Decided June 10, 2019
- Full case name: Parker Drilling Management Services v. Newton
- Docket no.: 18-389
- Citations: 587 U.S. ___ (more)

Holding
- State laws can be "applicable and not inconsistent" with federal law under the Outer Continental Shelf Lands Act only if federal law does not address the relevant issue.

Court membership
- Chief Justice John Roberts Associate Justices Clarence Thomas · Ruth Bader Ginsburg Stephen Breyer · Samuel Alito Sonia Sotomayor · Elena Kagan Neil Gorsuch · Brett Kavanaugh

Case opinion
- Majority: Thomas, joined by unanimous

Laws applied
- Outer Continental Shelf Lands Act

= Parker Drilling Management Services v. Newton =

Parker Drilling Management Serv. v.

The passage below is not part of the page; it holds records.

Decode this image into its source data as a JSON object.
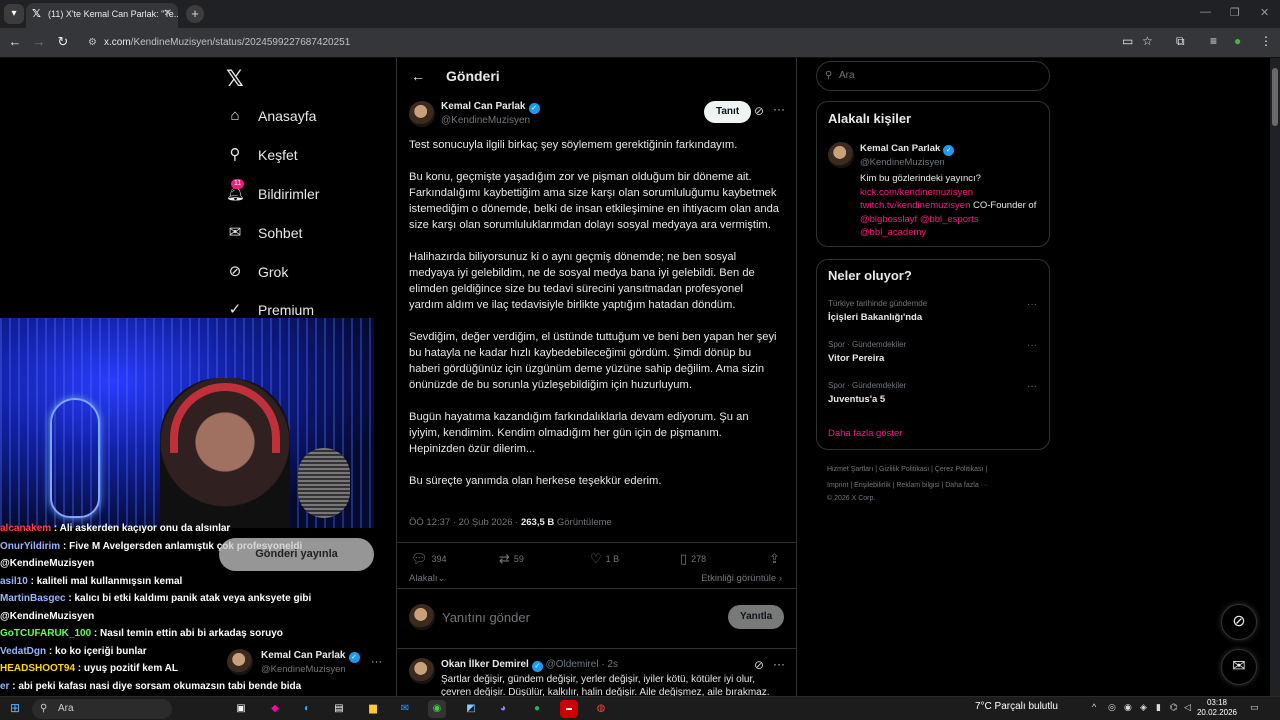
{
  "browser": {
    "tab_title": "(11) X'te Kemal Can Parlak: \"Te...",
    "tab_close": "✕",
    "url_host": "x.com",
    "url_path": "/KendineMuzisyen/status/2024599227687420251"
  },
  "nav": {
    "items": [
      {
        "label": "Anasayfa",
        "icon": "home-icon"
      },
      {
        "label": "Keşfet",
        "icon": "search-icon"
      },
      {
        "label": "Bildirimler",
        "icon": "bell-icon",
        "badge": "11"
      },
      {
        "label": "Sohbet",
        "icon": "mail-icon"
      },
      {
        "label": "Grok",
        "icon": "grok-icon"
      },
      {
        "label": "Premium",
        "icon": "premium-icon"
      }
    ]
  },
  "post": {
    "header_title": "Gönderi",
    "author_name": "Kemal Can Parlak",
    "author_handle": "@KendineMuzisyen",
    "follow_label": "Tanıt",
    "paragraphs": [
      "Test sonucuyla ilgili birkaç şey söylemem gerektiğinin farkındayım.",
      "Bu konu, geçmişte yaşadığım zor ve pişman olduğum bir döneme ait. Farkındalığımı kaybettiğim ama size karşı olan sorumluluğumu kaybetmek istemediğim o dönemde, belki de insan etkileşimine en ihtiyacım olan anda size karşı olan sorumluluklarımdan dolayı sosyal medyaya ara vermiştim.",
      "Halihazırda biliyorsunuz ki o aynı geçmiş dönemde; ne ben sosyal medyaya iyi gelebildim, ne de sosyal medya bana iyi gelebildi. Ben de elimden geldiğince size bu tedavi sürecini yansıtmadan profesyonel yardım aldım ve ilaç tedavisiyle birlikte yaptığım hatadan döndüm.",
      "Sevdiğim, değer verdiğim, el üstünde tuttuğum ve beni ben yapan her şeyi bu hatayla ne kadar hızlı kaybedebileceğimi gördüm. Şimdi dönüp bu haberi gördüğünüz için üzgünüm deme yüzüne sahip değilim. Ama sizin önünüzde de bu sorunla yüzleşebildiğim için huzurluyum.",
      "Bugün hayatıma kazandığım farkındalıklarla devam ediyorum. Şu an iyiyim, kendimim. Kendim olmadığım her gün için de pişmanım. Hepinizden özür dilerim...",
      "Bu süreçte yanımda olan herkese teşekkür ederim."
    ],
    "time": "ÖÖ 12:37 · 20 Şub 2026 · ",
    "views_count": "263,5 B",
    "views_label": " Görüntüleme",
    "replies": "394",
    "reposts": "59",
    "likes": "1 B",
    "bookmarks": "278",
    "relevance_label": "Alakalı",
    "activity_label": "Etkinliği görüntüle",
    "reply_placeholder": "Yanıtını gönder",
    "reply_button": "Yanıtla"
  },
  "reply_tweet": {
    "name": "Okan İlker Demirel",
    "handle": "@Oldemirel · 2s",
    "text": "Şartlar değişir, gündem değişir, yerler değişir, iyiler kötü, kötüler iyi olur, çevren değişir. Düşülür, kalkılır, halin değişir. Aile değişmez, aile bırakmaz."
  },
  "right": {
    "search_placeholder": "Ara",
    "related_title": "Alakalı kişiler",
    "related_name": "Kemal Can Parlak",
    "related_handle": "@KendineMuzisyen",
    "related_bio_1": "Kim bu gözlerindeki yayıncı?",
    "related_link_1": "kick.com/kendinemuzisyen",
    "related_link_2": "twitch.tv/kendinemuzisyen",
    "related_bio_2": " CO-Founder of ",
    "related_link_3": "@blgbosslayf",
    "related_link_4": "@bbl_esports",
    "related_link_5": "@bbl_academy",
    "trends_title": "Neler oluyor?",
    "trends": [
      {
        "category": "Türkiye tarihinde gündemde",
        "name": "İçişleri Bakanlığı'nda"
      },
      {
        "category": "Spor · Gündemdekiler",
        "name": "Vitor Pereira"
      },
      {
        "category": "Spor · Gündemdekiler",
        "name": "Juventus'a 5"
      }
    ],
    "show_more": "Daha fazla göster",
    "footer_line1": "Hizmet Şartları  |  Gizlilik Politikası  |  Çerez Politikası  |",
    "footer_line2": "Imprint  |  Erişilebilirlik  |  Reklam bilgisi  |  Daha fazla ···",
    "footer_line3": "© 2026 X Corp."
  },
  "stream": {
    "publish_button": "Gönderi yayınla",
    "overlay_name": "Kemal Can Parlak",
    "overlay_handle": "@KendineMuzisyen",
    "chat": [
      {
        "user": "alcanakem",
        "color": "#ff4040",
        "msg": " : Ali askerden kaçıyor onu da alsınlar"
      },
      {
        "user": "OnurYildirim",
        "color": "#9bb4ff",
        "msg": " : Five M Avelgersden anlamıştık çok profesyoneldi"
      },
      {
        "user": "",
        "color": "#ffffff",
        "msg": "@KendineMuzisyen"
      },
      {
        "user": "asil10",
        "color": "#9bb4ff",
        "msg": " : kaliteli mal kullanmışsın kemal"
      },
      {
        "user": "MartinBasgec",
        "color": "#9bb4ff",
        "msg": " : kalıcı bi etki kaldımı panik atak veya anksyete gibi"
      },
      {
        "user": "",
        "color": "#ffffff",
        "msg": "@KendineMuzisyen"
      },
      {
        "user": "GoTCUFARUK_100",
        "color": "#5cff5c",
        "msg": " : Nasıl temin ettin abi bi arkadaş soruyo"
      },
      {
        "user": "VedatDgn",
        "color": "#9bb4ff",
        "msg": " : ko ko içeriği bunlar"
      },
      {
        "user": "HEADSHOOT94",
        "color": "#ffd700",
        "msg": " : uyuş pozitif kem AL"
      },
      {
        "user": "er",
        "color": "#9bb4ff",
        "msg": " : abi peki kafası nasi diye sorsam okumazsın tabi bende bida"
      }
    ]
  },
  "taskbar": {
    "search_placeholder": "Ara",
    "weather": "7°C  Parçalı bulutlu",
    "time": "03:18",
    "date": "20.02.2026"
  }
}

Newton, , was a United States Supreme Court case in which the court held that state laws can be "applicable and not inconsistent" with federal law under the Outer Continental Shelf Lands Act only if federal law does not address the relevant issue.

==Background==

Brian Newton worked for Parker Drilling Management Services on drilling platforms off the California coast. Newton was paid for his time on duty but not for his time on standby, during which he could not leave the platform. Newton filed a class action in state court, alleging that California’s minimum-wage and overtime laws required Parker to compensate him for his standby time. Parker removed the action to federal district court. The parties agreed that Parker's platforms were subject to the Outer Continental Shelf Lands Act (OCSLA), which provides that all law on the Outer Continental Shelf (OCS) is federal law, administered by federal officials; denies states any interest in or jurisdiction over the OCS; and deems the adjacent state's laws to be federal law only "[t]o the extent that they are applicable and not inconsistent with" other federal law. The district court concluded that the state laws relevant here should not be applied as federal law on the OCS because the Fair Labor Standards Act of 1938 (FLSA), a comprehensive federal wage-and-hour scheme, left no significant gap in federal law for state law to fill. It thus granted Parker judgment on the pleadings. The Ninth Circuit vacated and remanded. It held that state law is "applicable" under the OCSLA if it pertains to the subject matter at issue, a standard satisfied by California wage-and-hour laws. It also held that those state laws were not "inconsistent" with federal law because they were not incompatible with the federal scheme.